While still haven't hit them with a door (I don't understand the logistics of that honestly, maybe I'm just used to years of being overweight so give doors wide berth?), breasts and nipples are definitely in a lot of pain and I keep doing things to hurt them. Apparently, I can no longer put anything in a shirt pocket, and running is a thing of the past.
Also, I talked to my dad about starting to go part time around house. I'm stuck in a horrible middle ground of needing to but being terrified to. And in that vein, I have started getting rid of a lot of guy clothes. Anything winter related (winter is over here) I never plan to wear again(as if I'm not full time by next winter in the south, something has gone wrong), so it's getting sold or going to goodwill. Stuff that is way too big on me now after losing so much weight, good will. Anything damaged, trash or rags.

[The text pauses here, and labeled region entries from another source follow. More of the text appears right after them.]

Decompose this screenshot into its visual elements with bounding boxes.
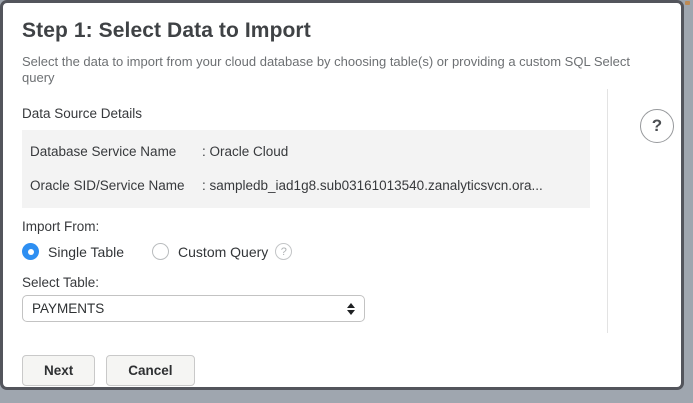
radio-option-custom-query[interactable]: Custom Query	[152, 243, 268, 260]
custom-query-help-icon[interactable]: ?	[275, 243, 292, 260]
table-select-value: PAYMENTS	[32, 301, 104, 316]
page-title: Step 1: Select Data to Import	[22, 18, 662, 44]
radio-single-table-label: Single Table	[48, 244, 124, 260]
cancel-button[interactable]: Cancel	[106, 355, 194, 386]
next-button[interactable]: Next	[22, 355, 95, 386]
table-select-dropdown[interactable]: PAYMENTS	[22, 295, 365, 322]
oracle-sid-service-name-value: : sampledb_iad1g8.sub03161013540.zanalyt…	[202, 178, 582, 194]
radio-unchecked-icon[interactable]	[152, 243, 169, 260]
dialog-footer: Next Cancel	[22, 355, 662, 386]
data-source-details-heading: Data Source Details	[22, 106, 662, 121]
radio-checked-icon[interactable]	[22, 243, 39, 260]
import-from-label: Import From:	[22, 219, 662, 234]
database-service-name-value: : Oracle Cloud	[202, 144, 582, 160]
import-dialog: Step 1: Select Data to Import Select the…	[0, 0, 684, 390]
table-row: Oracle SID/Service Name : sampledb_iad1g…	[22, 169, 590, 203]
scrollbar-artifact	[685, 1, 690, 5]
select-stepper-icon	[347, 303, 355, 315]
table-row: Database Service Name : Oracle Cloud	[22, 135, 590, 169]
page-background: Step 1: Select Data to Import Select the…	[0, 0, 693, 403]
oracle-sid-service-name-label: Oracle SID/Service Name	[30, 178, 202, 194]
select-table-label: Select Table:	[22, 275, 662, 290]
radio-option-single-table[interactable]: Single Table	[22, 243, 124, 260]
help-button[interactable]: ?	[640, 109, 674, 143]
import-from-options: Single Table Custom Query ?	[22, 243, 662, 260]
radio-custom-query-label: Custom Query	[178, 244, 268, 260]
data-source-details-panel: Database Service Name : Oracle Cloud Ora…	[22, 130, 590, 208]
vertical-divider	[607, 89, 608, 333]
database-service-name-label: Database Service Name	[30, 144, 202, 160]
dialog-subtitle: Select the data to import from your clou…	[22, 54, 662, 86]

I'm going to keep trimming down male clothes until I get to the point I have no choice but to go to part time then full time unless I do laundry every other day.

On the non-hrt front, I am going crazy with school. While over the last year and a half I've been able to focus on it fairly readily and go all out with much issue, something has really changed. I find myself caring just a little less, and really having to force myself to work on classes. I think it is because it is no longer the most important (or really only) thing in my life.
And back to HRT for a moment, holy crap! Just looked at my arms and realized there is no visible hair and I haven't shaved in at least a week, when at the beginning of the year it would be obvious in a day or two. Cutting that testosterone down even to normal levels is making a crazy difference.